Les signes qui montrent une allergie au gluten



La majorité des personnes intolérantes au gluten restent très longtemps, voire toute leur vie, sans être diagnostiquées car les symptômes ne sont pas très marqués ou alors apparaissent de manière chronique, de sorte que la personne ne s’en préoccupe pas outre-mesure.
Certaines d’entre elles peuvent aussi ne pas avoir de symptômes du tout.  Il faut donc être particulièrement vigilant aux petits désagréments du quotidien auxquels on s’habitue mais qui pourraient cependant être marqueurs d’une maladie coeliaque.
Les symptômes digestifs

En cas de maladie coeliaque, plusieurs types de symptômes sont possibles mais ceux associés à la sphère digestive sont les plus courants. Parmi eux, on note :
-une diarrhée chronique, en alternance parfois avec de la constipation

-des vomissements
-des douleurs abdominales
-des ballonnements et des flatulences (émission de gaz intestinaux)
-un inconfort digestif global et permanent
-une perte d’appétit
Les symptômes non digestifs


Outre les signaux digestifs, d’autres symptômes, plus disparates, peuvent faire penser à une allergie au gluten. Ils doivent être associés aux symptômes digestifs évoqués plus haut, et se manifester sur plusieurs semaines, voire mois. Passage en revue des plus fréquents.  :
-une fatigue prolongée et inexpliquée

-une perte de poids inexpliquée
-une anémie ou une carence en vitamine B9 (acide folique) 
-de l’ostéoporose et/ou une fracture
-une stérilité malgré des examens qui ont révélé un fonctionnement normal des organes génitaux chez les deux partenaires
-une atteinte des nerfs des membres (=neuropathie périphérique).
-des aphtes et/ou une atteinte des muqueuses buccales
Les symptômes décelables chez les bébés
Chez le nourrisson, les premiers symptômes surviennent seulement quelques semaines après l’introduction du gluten dans l’alimentation et non pas immédiatement. Des diarrhées qui deviennent chroniques et durent plusieurs semaines avec des selles abondantes, un manque d’appétit et un changement de comportement (bébé grognon, moins actif) peuvent faire penser à une allergie au gluten. La croissance et le poids de l'enfant sont parfois impactés. 
Les symptômes décelables chez les enfants

Les symptômes de la maladie cœliaque chez l’enfant peuvent se révéler très divers. Ils sont sensiblement les mêmes que ceux des adultes, à savoir diarrhée chronique ou intermittente, nausées et/ou vomissements, douleurs abdominales, fatigue chronique, irritabilité, anémie, aphtes récidivants.

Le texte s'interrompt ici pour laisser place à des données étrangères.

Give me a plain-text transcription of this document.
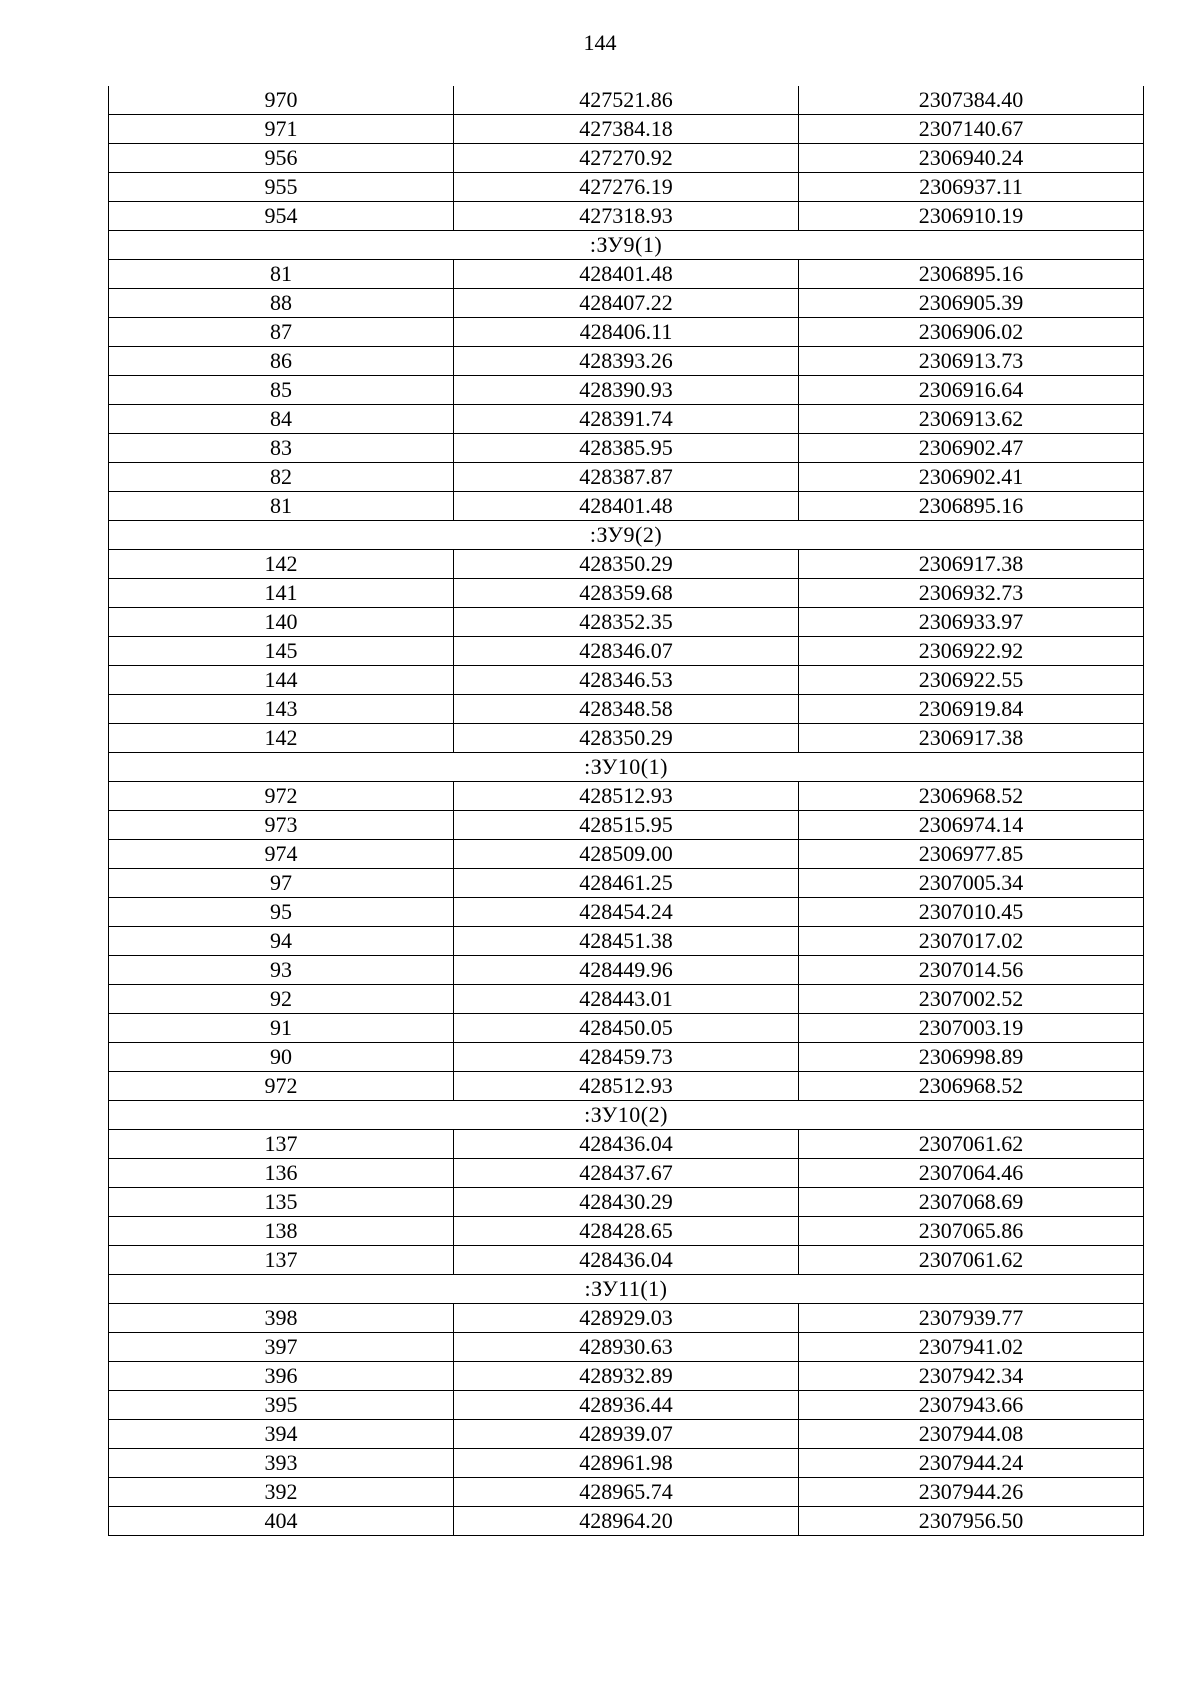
144
970	427521.86	2307384.40
971	427384.18	2307140.67
956	427270.92	2306940.24
955	427276.19	2306937.11
954	427318.93	2306910.19
:ЗУ9(1)		
81	428401.48	2306895.16
88	428407.22	2306905.39
87	428406.11	2306906.02
86	428393.26	2306913.73
85	428390.93	2306916.64
84	428391.74	2306913.62
83	428385.95	2306902.47
82	428387.87	2306902.41
81	428401.48	2306895.16
:ЗУ9(2)		
142	428350.29	2306917.38
141	428359.68	2306932.73
140	428352.35	2306933.97
145	428346.07	2306922.92
144	428346.53	2306922.55
143	428348.58	2306919.84
142	428350.29	2306917.38
:ЗУ10(1)		
972	428512.93	2306968.52
973	428515.95	2306974.14
974	428509.00	2306977.85
97	428461.25	2307005.34
95	428454.24	2307010.45
94	428451.38	2307017.02
93	428449.96	2307014.56
92	428443.01	2307002.52
91	428450.05	2307003.19
90	428459.73	2306998.89
972	428512.93	2306968.52
:ЗУ10(2)		
137	428436.04	2307061.62
136	428437.67	2307064.46
135	428430.29	2307068.69
138	428428.65	2307065.86
137	428436.04	2307061.62
:ЗУ11(1)		
398	428929.03	2307939.77
397	428930.63	2307941.02
396	428932.89	2307942.34
395	428936.44	2307943.66
394	428939.07	2307944.08
393	428961.98	2307944.24
392	428965.74	2307944.26
404	428964.20	2307956.50
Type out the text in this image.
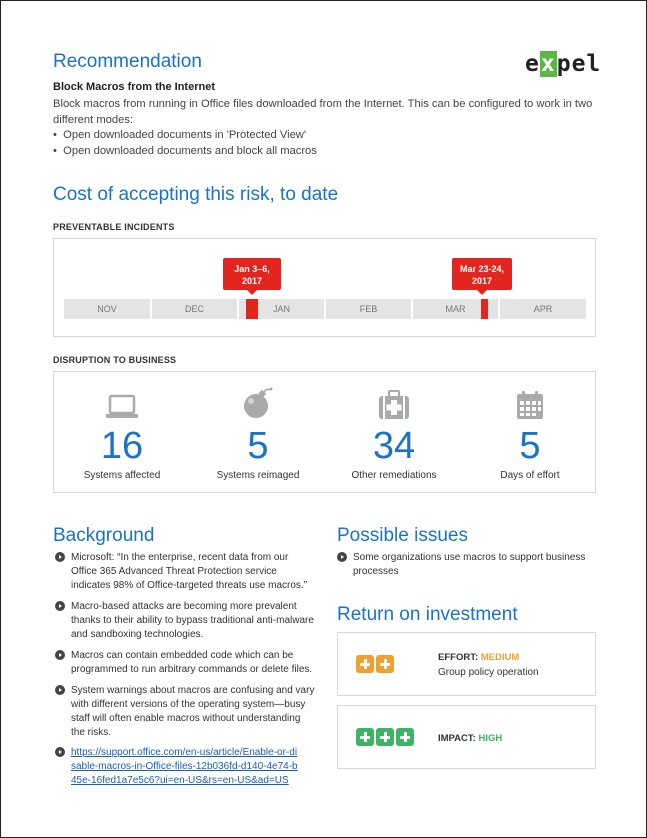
Recommendation	expel
Block Macros from the Internet
Block macros from running in Office files downloaded from the Internet. This can be configured to work in two different modes:
•  Open downloaded documents in 'Protected View'
•  Open downloaded documents and block all macros
Cost of accepting this risk, to date
PREVENTABLE INCIDENTS
NOV	DEC	JAN	FEB	MAR	APR
Jan 3–6,
2017
Mar 23-24,
2017
DISRUPTION TO BUSINESS
16
Systems affected
5
Systems reimaged
34
Other remediations
5
Days of effort
Background
Microsoft: “In the enterprise, recent data from our Office 365 Advanced Threat Protection service indicates 98% of Office-targeted threats use macros.”
Macro-based attacks are becoming more prevalent thanks to their ability to bypass traditional anti-malware and sandboxing technologies.
Macros can contain embedded code which can be programmed to run arbitrary commands or delete files.
System warnings about macros are confusing and vary with different versions of the operating system—busy staff will often enable macros without understanding the risks.
https://support.office.com/en-us/article/Enable-or-disable-macros-in-Office-files-12b036fd-d140-4e74-b45e-16fed1a7e5c6?ui=en-US&rs=en-US&ad=US
Possible issues
Some organizations use macros to support business processes
Return on investment
EFFORT: MEDIUM
Group policy operation
IMPACT: HIGH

En plus des manifestations propres aux adultes, on notera : un possible retard de croissance, un retard dans le déclenchement de la puberté, ou une aménohrrée chez les jeunes filles. 
Le diagnostic de l’intolérance au gluten
Une fois les symptômes identifiés et la maladie cœliaque suspectée, votre médecin traitant vous adressera alors à un gastro-entérologue pour un bilan complémentaire, qui comprend une prise de sang pour rechercher la présence d’anticorps propres l’allergie au gluten (IgA et IgG) et pour mettre en évidence une prédisposition génétique.

Le diagnostic est ensuite parfois confirmé avec des biopsies de l’intestin grêle sur la partie la plus proche de l’estomac réalisé au cours d'une endoscopie digestive. Celle-ci est réalisée sans anesthésie générale chez l'adulte ; chez l’enfant, une anesthésie générale est effectuée. L’analyse des prélèvements lors de la biopsie permet de déceler d’éventuelles lésions sur la paroi interne de l’intestin grêle et de mettre en place le traitement adéquat.
Les bilans complémentaires
Une fois le diagnostic confirmé par la biopsie, des examens complémentaires peuvent être prescrits afin de déceler d’éventuels dégâts déjà causés par la maladie : anomalies hépatiquesanémie par carence en fer, ostéodensitométrie pour mettre en évidence une éventuelle ostéoporose.


Quel traitement pour quelle efficacité ?
Aucun traitement réel n’existe à ce jour. Le traitement consiste à supprimer totalement le gluten de son alimentation. La chasse au gluten n’est pas aisée car de nombreux produits alimentaires, notamment les plats cuisinés et les viennoiseries/ biscuits, contiennent du gluten.  Néanmoins, les industriels proposent aujourd’hui des gammes sans gluten, en particulier en ce qui concerne l’alimentation destinée aux nourrissons.

L'efficacité du régime sans gluten mesurée à la disparition des manifestations des symptômes et à la restauration de la flore intestinale confirmera définitivement le diagnostic de l'intolérance au gluten.
ChameleonsEye / Shutterstock.com
Quelles sont les complications ?
L'intolérance au gluten peut, évoluer vers d’autres pathologies si un régime sans gluten n'est pas entrepris. Les complications les plus fréquentes sont :
-des carences en vitamines, minéraux, et lipides dues à une malabsorption intestinale.

-de l’ostéoporose
-de l’anémie
-une intolérance au lactose
-de la lithiase urinaire
-un lymphome intestinal
A ne pas confondre : sensibilité et allergie au gluten
Les spécialistes s'entendent depuis peu sur l'existence d'une sensibilité au gluten non cœliaque. Alors que l'intolérance au gluten est une réaction immunologique anomale vis-à-vis du gluten qui entraîne une altération de la membrane intestinale avec pour conséquence une malabsorption des nutriments, la sensibilité au gluten montre des résultats de tests normaux lors de la recherche des anticorps présents lors de maladie coeliaque malgré des symptômes bien présents : maux de ventre, diarrhée, constipation, etc.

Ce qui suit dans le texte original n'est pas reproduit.